Biographie 
Né à Kaboul en 1962, Atiq Rahimi est un romancier et réalisateur qui obtient l’asile culturel en France après avoir fui son pays en 1984. Scolarisé dans le lycée franco-afghan de Kaboul, et ensuite menacé par le nouveau régime à cause de ses opinions politiques, il est contraint de quitter l’Afghanistan. Arrivé à Paris, il poursuit ses études à la Sorbonne, obtient son doctorat en audiovisuel et se lance dans la réalisation de documentaires.
Il commence à écrire en 1996 lors de la prise de pouvoir des Talibans. Après la traduction de trois romans de l’afghan en français, Terre et Cendres (2000), Les Mille Maisons de rêve et de la terreur (2002) et Le retour imaginaire (2008), il publie Syngué Sabour, Pierre de patience (2008), son premier roman écrit en français et qui sera récompensé par le Prix Goncourt. Depuis, il réalise des longs métrages et continue à écrire. En 2020, parait L’invité du miroir, un « conte des nuits rwandaises », inspiré par son expérience de réalisateur au Rwanda où il tourne le film « Notre-Dame du Nil » adapté du roman éponyme de Scholastique Mukasonga.
Passionné de poésie persane, il partage le regard d’une poétesse du Moyen Âge, Mehstî, qu’il fait renaitre dans Mehstî, chair des mots (2023) au travers d’une conversation avec une fascinante figure féministe.
Morceaux choisis
Pourquoi j’ai choisi ce texte ? (PN - Août 2025)

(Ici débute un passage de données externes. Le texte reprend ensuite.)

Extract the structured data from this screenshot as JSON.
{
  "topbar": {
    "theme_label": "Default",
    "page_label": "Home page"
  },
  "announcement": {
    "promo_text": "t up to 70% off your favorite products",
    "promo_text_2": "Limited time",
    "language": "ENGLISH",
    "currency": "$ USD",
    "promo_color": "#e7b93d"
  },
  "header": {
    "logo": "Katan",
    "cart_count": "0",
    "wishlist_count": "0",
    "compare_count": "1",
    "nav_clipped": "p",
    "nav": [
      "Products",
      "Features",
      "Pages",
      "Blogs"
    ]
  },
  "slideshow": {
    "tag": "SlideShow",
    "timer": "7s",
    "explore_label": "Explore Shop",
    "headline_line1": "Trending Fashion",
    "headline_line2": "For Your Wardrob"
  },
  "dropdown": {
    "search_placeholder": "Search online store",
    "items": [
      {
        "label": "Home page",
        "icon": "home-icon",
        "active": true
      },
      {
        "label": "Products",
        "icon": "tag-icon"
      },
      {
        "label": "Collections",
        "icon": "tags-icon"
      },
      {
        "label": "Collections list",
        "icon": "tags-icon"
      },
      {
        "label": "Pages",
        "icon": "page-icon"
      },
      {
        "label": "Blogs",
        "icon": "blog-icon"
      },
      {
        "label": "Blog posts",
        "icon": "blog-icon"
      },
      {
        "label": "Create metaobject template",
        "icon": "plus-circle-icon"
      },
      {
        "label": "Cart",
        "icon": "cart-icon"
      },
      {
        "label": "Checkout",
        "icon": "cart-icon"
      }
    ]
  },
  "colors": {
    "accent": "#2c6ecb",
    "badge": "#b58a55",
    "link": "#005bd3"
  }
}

C’est Notre-Dame du Nil, le poignant roman de Scholastique Mukasonga sur le génocide au Rwanda, qui m’a orientée vers L’Invité du miroir d’Atiq Rahimi, « un conte des nuits rwandaises ». C’est avec une poésie pleine de tendresse et de rage à la fois, que l’auteur nous livre les résonances tragiques des souffrances en miroir dues à des guerres sans merci, sans fin d’un continent à un autre, de son pays l’Afghanistan en écho au Rwanda. Comment dire la douleur des âmes meurtries ? Dans le silence ? Avec un « chant muet » ? Faut-il nommer l’horreur ? L’identifier « pour ne pas la revivre » ? En posant un autre regard sur les « cicatrices de l’Histoire », Atiq Rahimi s’interroge, observe. Il puise dans la sagesse africaine, dans le kinyarwanda pour exprimer l’innocence avec igisekeramwanzi « l’enfant qui sourit même à l’ennemi », pour raconter l’histoire jumelée de deux pays, essayer de comprendre leurs déboires et faire le deuil du passé. Car dit-il,
« Les survivants d’un génocide n’ont pas d’ombre.
Ils sont ombres.
Ombres errantes de leurs morts. »
Séduit et inspiré par la beauté du pays aux mille collines et la sagesse du peuple rwandais, il choisit le conte sous sa forme poétique pour transmettre ses émotions au bord du lac Kivu, le lac des secrets et de la mémoire, né apparemment des larmes d’un homme qui a tout perdu à son retour de la guerre.
Une invitation à traverser le miroir, à sonder sa mémoire, relire l’Histoire des peuples meurtris et partager l’espérance qui renait à l’aube d’un nouveau jour…
Sources
Atiq Rahimi, L’Invité du miroir, un conte des nuits rwandaises, © P.O.L. éditeur, 2020, 189 p.